Anthony Pollock: Producing the End of the World is a post-apocalyptic anthology focusing on the humanism in end of the world scenarios. It contains 18 stories created by 18 writers with art by 12 artists. You’ll find an apocalyptic smorgasbord of different artistic styles and stories which range from satire to kaiju’s to multi-headed mutants to clerk employees. We’re confident that there’s something in here for almost any comic book fan.
Where did the idea for Producing come from? Have you always wanted to curate an anthology title?
AP: The idea came from googling post-apocalyptic images over 7 years ago. I’m a sucker for the genre. I came across an image featuring a man in a top hat sitting on a chair looking upon a destroyed post-apocalyptic city. Almost, like he had either caused it or was enjoying the aftermath of the mayhem and was at peace. I held onto this image for a while not knowing what to do with it.
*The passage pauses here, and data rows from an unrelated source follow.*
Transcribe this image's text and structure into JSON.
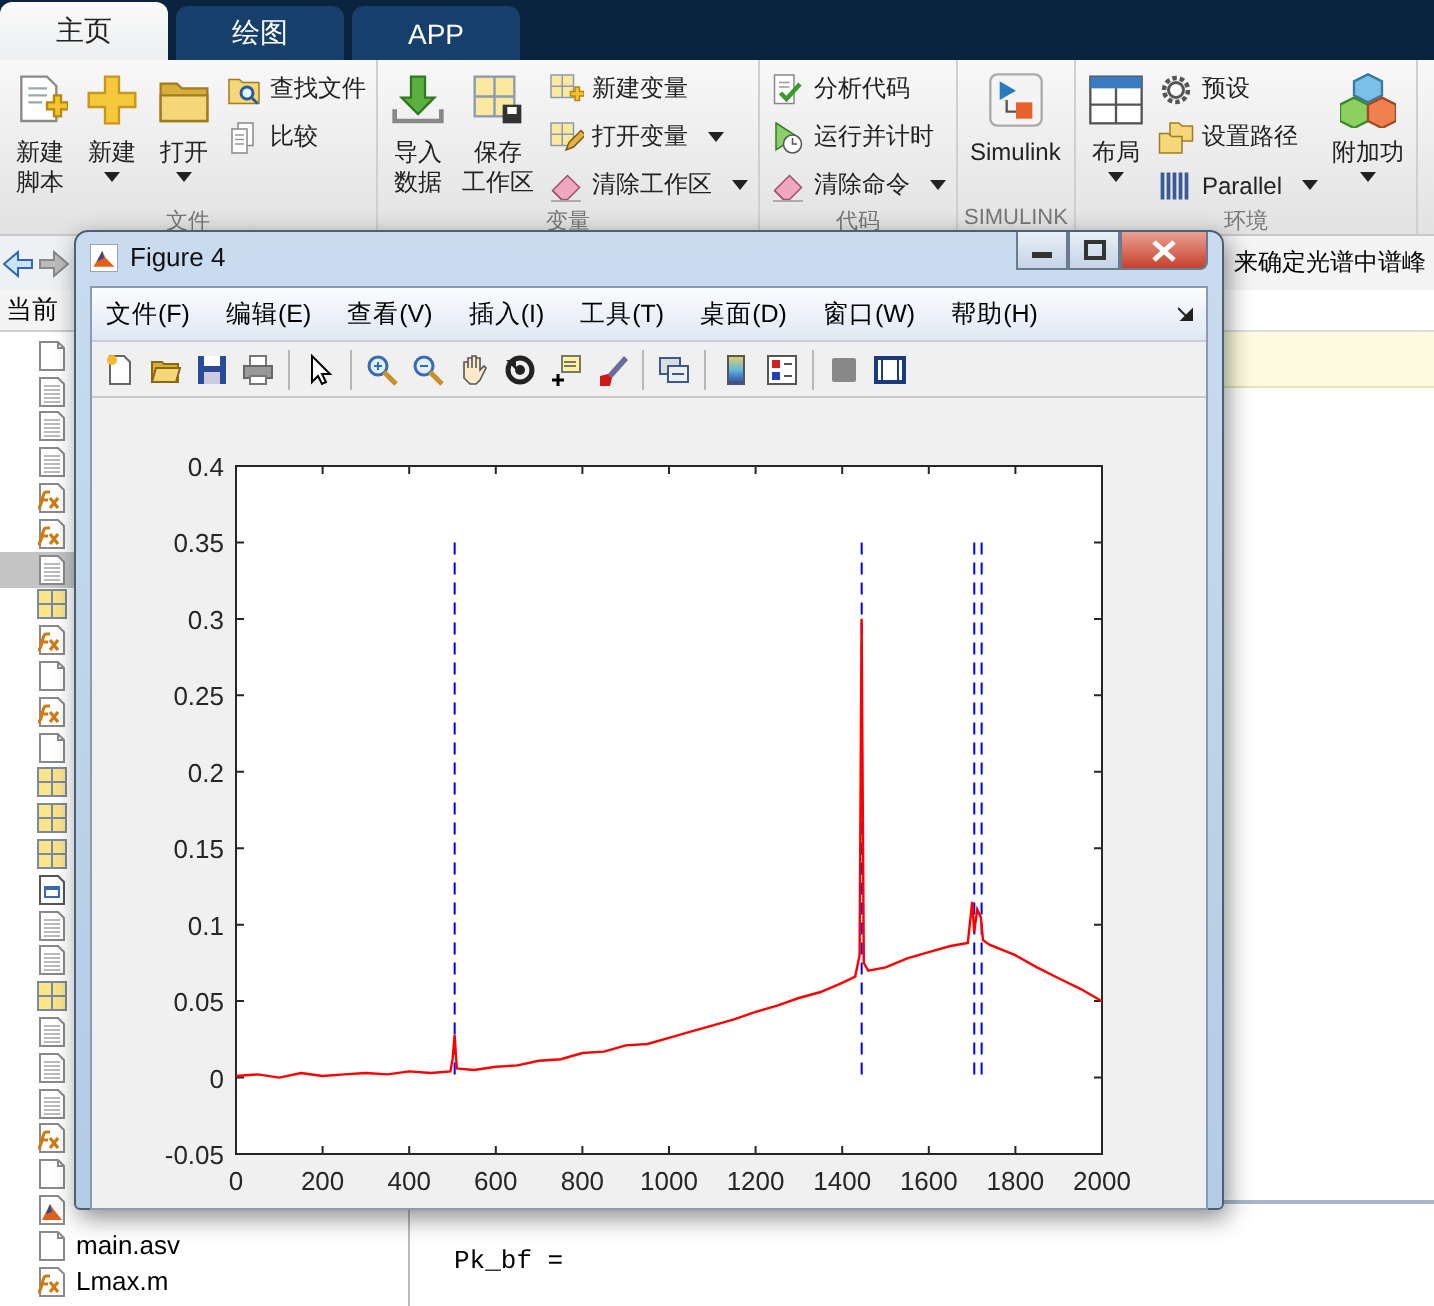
{
  "tabs": [
    {
      "label": "主页",
      "selected": true
    },
    {
      "label": "绘图",
      "selected": false
    },
    {
      "label": "APP",
      "selected": false
    }
  ],
  "ribbon": {
    "groups": [
      {
        "label": "文件",
        "items": [
          {
            "kind": "large",
            "lines": [
              "新建",
              "脚本"
            ],
            "dropdown": false
          },
          {
            "kind": "large",
            "lines": [
              "新建"
            ],
            "dropdown": true
          },
          {
            "kind": "large",
            "lines": [
              "打开"
            ],
            "dropdown": true
          },
          {
            "kind": "stack",
            "items": [
              {
                "label": "查找文件",
                "dropdown": false
              },
              {
                "label": "比较",
                "dropdown": false
              }
            ]
          }
        ]
      },
      {
        "label": "变量",
        "items": [
          {
            "kind": "large",
            "lines": [
              "导入",
              "数据"
            ],
            "dropdown": false
          },
          {
            "kind": "large",
            "lines": [
              "保存",
              "工作区"
            ],
            "dropdown": false
          },
          {
            "kind": "stack",
            "items": [
              {
                "label": "新建变量",
                "dropdown": false
              },
              {
                "label": "打开变量",
                "dropdown": true
              },
              {
                "label": "清除工作区",
                "dropdown": true
              }
            ]
          }
        ]
      },
      {
        "label": "代码",
        "items": [
          {
            "kind": "stack",
            "items": [
              {
                "label": "分析代码",
                "dropdown": false
              },
              {
                "label": "运行并计时",
                "dropdown": false
              },
              {
                "label": "清除命令",
                "dropdown": true
              }
            ]
          }
        ]
      },
      {
        "label": "SIMULINK",
        "items": [
          {
            "kind": "large",
            "lines": [
              "Simulink"
            ],
            "dropdown": false
          }
        ]
      },
      {
        "label": "环境",
        "items": [
          {
            "kind": "large",
            "lines": [
              "布局"
            ],
            "dropdown": true
          },
          {
            "kind": "stack",
            "items": [
              {
                "label": "预设",
                "dropdown": false
              },
              {
                "label": "设置路径",
                "dropdown": false
              },
              {
                "label": "Parallel",
                "dropdown": true
              }
            ]
          },
          {
            "kind": "large",
            "lines": [
              "附加功"
            ],
            "dropdown": true
          }
        ]
      }
    ]
  },
  "current_folder": {
    "header": "当前",
    "files": [
      {
        "kind": "blank",
        "selected": false
      },
      {
        "kind": "script",
        "selected": false
      },
      {
        "kind": "script",
        "selected": false
      },
      {
        "kind": "script",
        "selected": false
      },
      {
        "kind": "function",
        "selected": false
      },
      {
        "kind": "function",
        "selected": false
      },
      {
        "kind": "script",
        "selected": true
      },
      {
        "kind": "grid",
        "selected": false
      },
      {
        "kind": "function",
        "selected": false
      },
      {
        "kind": "blank",
        "selected": false
      },
      {
        "kind": "function",
        "selected": false
      },
      {
        "kind": "blank",
        "selected": false
      },
      {
        "kind": "grid",
        "selected": false
      },
      {
        "kind": "grid",
        "selected": false
      },
      {
        "kind": "grid",
        "selected": false
      },
      {
        "kind": "fig",
        "selected": false
      },
      {
        "kind": "script",
        "selected": false
      },
      {
        "kind": "script",
        "selected": false
      },
      {
        "kind": "grid",
        "selected": false
      },
      {
        "kind": "script",
        "selected": false
      },
      {
        "kind": "script",
        "selected": false
      },
      {
        "kind": "script",
        "selected": false
      },
      {
        "kind": "function",
        "selected": false
      },
      {
        "kind": "blank",
        "selected": false
      },
      {
        "kind": "mfig",
        "selected": false
      },
      {
        "kind": "blank",
        "name": "main.asv",
        "selected": false
      },
      {
        "kind": "function",
        "name": "Lmax.m",
        "selected": false
      }
    ]
  },
  "editor": {
    "title": "来确定光谱中谱峰"
  },
  "command_window": {
    "text": "Pk_bf ="
  },
  "figure": {
    "title": "Figure 4",
    "menu": [
      "文件(F)",
      "编辑(E)",
      "查看(V)",
      "插入(I)",
      "工具(T)",
      "桌面(D)",
      "窗口(W)",
      "帮助(H)"
    ],
    "chart_data": {
      "type": "line",
      "xlim": [
        0,
        2000
      ],
      "ylim": [
        -0.05,
        0.4
      ],
      "xticks": [
        0,
        200,
        400,
        600,
        800,
        1000,
        1200,
        1400,
        1600,
        1800,
        2000
      ],
      "yticks": [
        -0.05,
        0,
        0.05,
        0.1,
        0.15,
        0.2,
        0.25,
        0.3,
        0.35,
        0.4
      ],
      "x": [
        0,
        50,
        100,
        150,
        200,
        250,
        300,
        350,
        400,
        450,
        495,
        500,
        505,
        510,
        550,
        600,
        650,
        700,
        750,
        800,
        850,
        900,
        950,
        1000,
        1050,
        1100,
        1150,
        1200,
        1250,
        1300,
        1350,
        1400,
        1430,
        1440,
        1445,
        1450,
        1460,
        1500,
        1550,
        1600,
        1650,
        1690,
        1700,
        1705,
        1712,
        1720,
        1725,
        1740,
        1800,
        1850,
        1900,
        1950,
        2000
      ],
      "series": [
        {
          "color": "#ff0000",
          "values": [
            0.001,
            0.002,
            0.0,
            0.003,
            0.001,
            0.002,
            0.003,
            0.002,
            0.004,
            0.003,
            0.004,
            0.012,
            0.028,
            0.006,
            0.005,
            0.007,
            0.008,
            0.011,
            0.012,
            0.016,
            0.017,
            0.021,
            0.022,
            0.026,
            0.03,
            0.034,
            0.038,
            0.043,
            0.047,
            0.052,
            0.056,
            0.062,
            0.066,
            0.08,
            0.3,
            0.075,
            0.07,
            0.072,
            0.078,
            0.082,
            0.086,
            0.088,
            0.115,
            0.095,
            0.11,
            0.105,
            0.09,
            0.087,
            0.08,
            0.072,
            0.065,
            0.058,
            0.05
          ]
        }
      ],
      "ref_lines": [
        {
          "axis": "x",
          "value": 505
        },
        {
          "axis": "x",
          "value": 1445
        },
        {
          "axis": "x",
          "value": 1705
        },
        {
          "axis": "x",
          "value": 1722
        }
      ]
    }
  }
}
It finally dawned on my late last year… what if that man in the image was producing the very apocalypse that we’re all hoping to avoid as a species? Then it just snow-balled into what it is now.
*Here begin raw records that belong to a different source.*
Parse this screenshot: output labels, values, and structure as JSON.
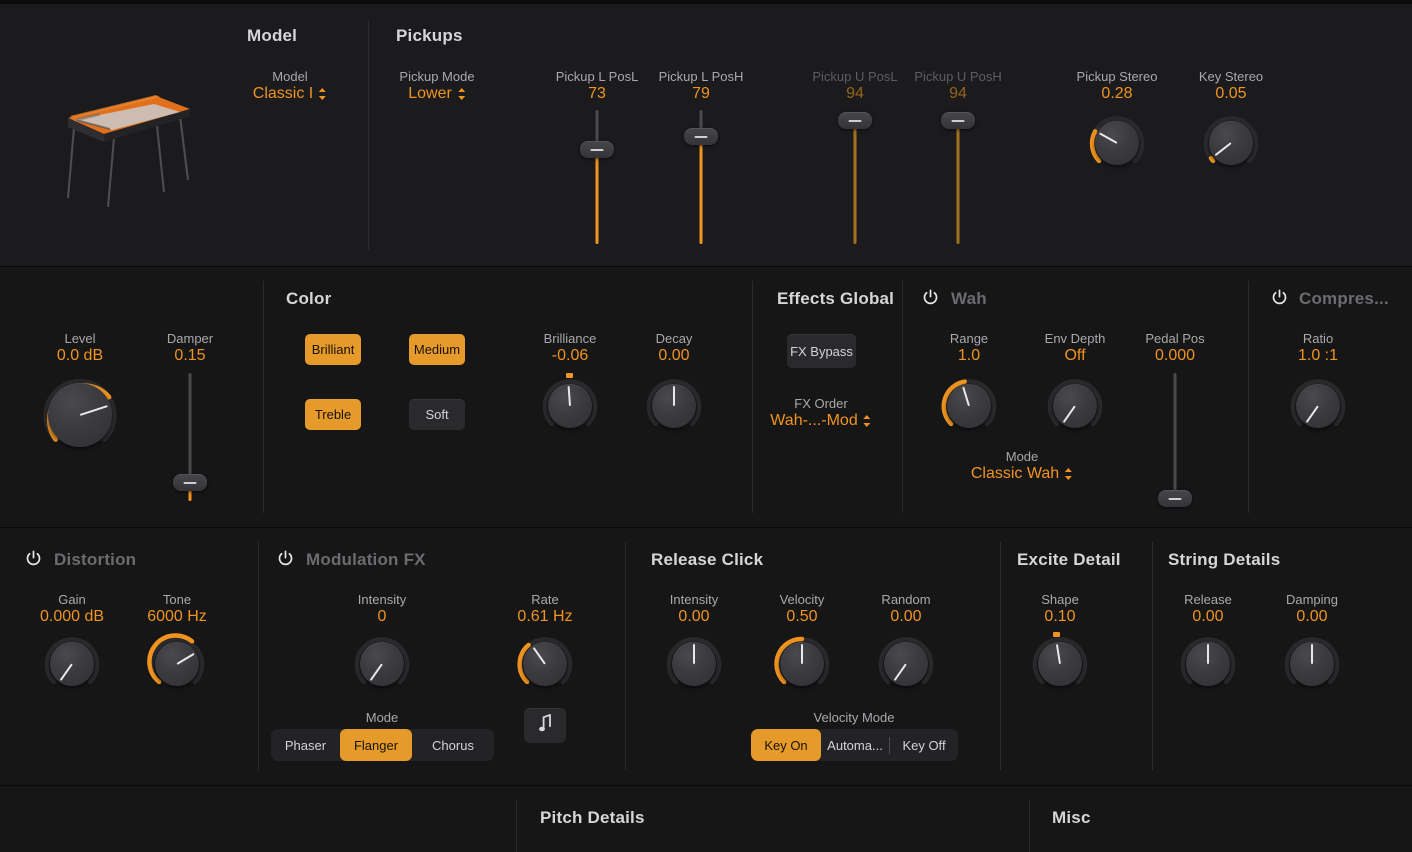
{
  "sections": {
    "model": "Model",
    "pickups": "Pickups",
    "color": "Color",
    "effects_global": "Effects Global",
    "wah": "Wah",
    "compressor": "Compres...",
    "distortion": "Distortion",
    "modulation_fx": "Modulation FX",
    "release_click": "Release Click",
    "excite_detail": "Excite Detail",
    "string_details": "String Details",
    "pitch_details": "Pitch Details",
    "misc": "Misc"
  },
  "model": {
    "label": "Model",
    "value": "Classic I"
  },
  "pickups": {
    "mode_label": "Pickup Mode",
    "mode_value": "Lower",
    "sliders": [
      {
        "label": "Pickup L PosL",
        "value": "73",
        "fill": 73,
        "enabled": true
      },
      {
        "label": "Pickup L PosH",
        "value": "79",
        "fill": 79,
        "enabled": true
      },
      {
        "label": "Pickup U PosL",
        "value": "94",
        "fill": 94,
        "enabled": false
      },
      {
        "label": "Pickup U PosH",
        "value": "94",
        "fill": 94,
        "enabled": false
      }
    ],
    "stereo": {
      "label": "Pickup Stereo",
      "value": "0.28"
    },
    "key_stereo": {
      "label": "Key Stereo",
      "value": "0.05"
    }
  },
  "main": {
    "level": {
      "label": "Level",
      "value": "0.0 dB"
    },
    "damper": {
      "label": "Damper",
      "value": "0.15"
    }
  },
  "color": {
    "buttons": [
      {
        "label": "Brilliant",
        "active": true
      },
      {
        "label": "Medium",
        "active": true
      },
      {
        "label": "Treble",
        "active": true
      },
      {
        "label": "Soft",
        "active": false
      }
    ],
    "brilliance": {
      "label": "Brilliance",
      "value": "-0.06"
    },
    "decay": {
      "label": "Decay",
      "value": "0.00"
    }
  },
  "effects_global": {
    "fx_bypass_label": "FX Bypass",
    "fx_order_label": "FX Order",
    "fx_order_value": "Wah-...-Mod"
  },
  "wah": {
    "enabled": false,
    "range": {
      "label": "Range",
      "value": "1.0"
    },
    "env_depth": {
      "label": "Env Depth",
      "value": "Off"
    },
    "pedal_pos": {
      "label": "Pedal Pos",
      "value": "0.000"
    },
    "mode_label": "Mode",
    "mode_value": "Classic Wah"
  },
  "compressor": {
    "enabled": false,
    "ratio": {
      "label": "Ratio",
      "value": "1.0 :1"
    }
  },
  "distortion": {
    "enabled": false,
    "gain": {
      "label": "Gain",
      "value": "0.000 dB"
    },
    "tone": {
      "label": "Tone",
      "value": "6000 Hz"
    }
  },
  "modulation_fx": {
    "enabled": false,
    "intensity": {
      "label": "Intensity",
      "value": "0"
    },
    "rate": {
      "label": "Rate",
      "value": "0.61 Hz"
    },
    "mode_label": "Mode",
    "mode_items": [
      {
        "label": "Phaser",
        "active": false
      },
      {
        "label": "Flanger",
        "active": true
      },
      {
        "label": "Chorus",
        "active": false
      }
    ],
    "sync_icon": "note-icon"
  },
  "release_click": {
    "intensity": {
      "label": "Intensity",
      "value": "0.00"
    },
    "velocity": {
      "label": "Velocity",
      "value": "0.50"
    },
    "random": {
      "label": "Random",
      "value": "0.00"
    },
    "velocity_mode_label": "Velocity Mode",
    "velocity_mode_items": [
      {
        "label": "Key On",
        "active": true
      },
      {
        "label": "Automa...",
        "active": false
      },
      {
        "label": "Key Off",
        "active": false
      }
    ]
  },
  "excite_detail": {
    "shape": {
      "label": "Shape",
      "value": "0.10"
    }
  },
  "string_details": {
    "release": {
      "label": "Release",
      "value": "0.00"
    },
    "damping": {
      "label": "Damping",
      "value": "0.00"
    }
  },
  "colors": {
    "accent": "#f0941f",
    "accent_button": "#e59a2a",
    "panel": "#1b1b1d",
    "panel_alt": "#161617",
    "label": "#a9a9ad",
    "title": "#d6d6d8",
    "disabled": "#6c6c70"
  }
}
What do you think is the secret behind a good anthology? Is it a theme or a consistent character or is it simply the chance to read a wide variety of ideas?
AP: I can’t necessarily speak to what makes or doesn’t make a good anthology. What I can tell you about is the process I followed and what I like about comic book anthologies. To me, an anthology should be thematic and stay within the bounds of its own ruling system. For me, I decided very early on that this is going to be a post-apocalyptic themed anthology and my pitch to the writers was this: the world has to end at some time. You figure out how that happens but it needs to be in the script somewhere. Also, no zombies. Zombie apocalypses have been done to death. You want zombies? Go read Walking Dead.
One aspect of anthologies I love and this goes back to my absolute fondness of the Heavy Metal Magazine film of the late 70s, my love for the Animatrix in the early 00s and more recently Love, Death and Robots is this – (for the love of god) don’t have the same art style throughout the entire anthology. Especially if you’re creating a multi story anthology over 100 pages long. The art needs room to breathe. You need to find a way to separate one story from the other so that it isn’t disposable.
I understand that the submission levels were massive, did you find it a difficult process to have to ‘weed out’ the ‘winning’ entries?
AP: I weeded out the submissions based on pitch alone. If you can’t sum up your story in 2 sentences in a cohesive manner then I’m not working with you. It’s that simple.
Will you be making a writing debut within the pages of Producing, or are you strictly the editor?
AP: There are 2 stories of mine that are stretch goals in the campaign. If we don’t meet them then that’s fine. I can always just release them in another format in the future. Otherwise, I’m the Editor/Curator and Gary Proudley is the Assistant Editor.
I noticed that you had a special reward level on the Kickstarter, where for half the cost, pledges could receive half of the stories from the anthology. This is a rather unique idea, one I’ve certainly never seen. What was your rationale behind its creation/inclusion?
AP: My rationale is this: creating value. If someone is interested in seeing the anthology but are experiencing some economic difficulty then I want to try and be flexible. That’s what that tier is for. I see plenty of Kickstarters out there which offer a bundle package to receive a random assortment of comics. But I’d argue that doesn’t build a value proposition.
If a prospective backer has visited your Kickstarter campaign page then they’re there for you and what you have to offer. So, in this situation, we have 18 stories on offer… why not offer a prospect 9 of those stories to read? I’d rather they get something new that I’m offering them rather than an assortment of random comics which has been recycled over several different Kickstarter campaigns.
So, once Producing has been funded (God willing), this will be the final creative venture for your comics website, Soda and Telepaths, which is closing its (virtual) doors. What are your reasons behind the site’s closure? Was it a tough decision? and what are your future plans?
I’m looking to venture more into the space of helping creators promote their product and market themselves. It was a bittersweet decision but the outpouring of love from my supporters has made the sting hurt just a little bit less.
I’m still writing. I doubt I’ll ever stop that. Anyone who’s followed Soda and Telepaths can follow my free substack which, for now, has the same name. Over there I’m already starting to engage with content creators on how to sell themselves creatively and that, to me, is very rewarding.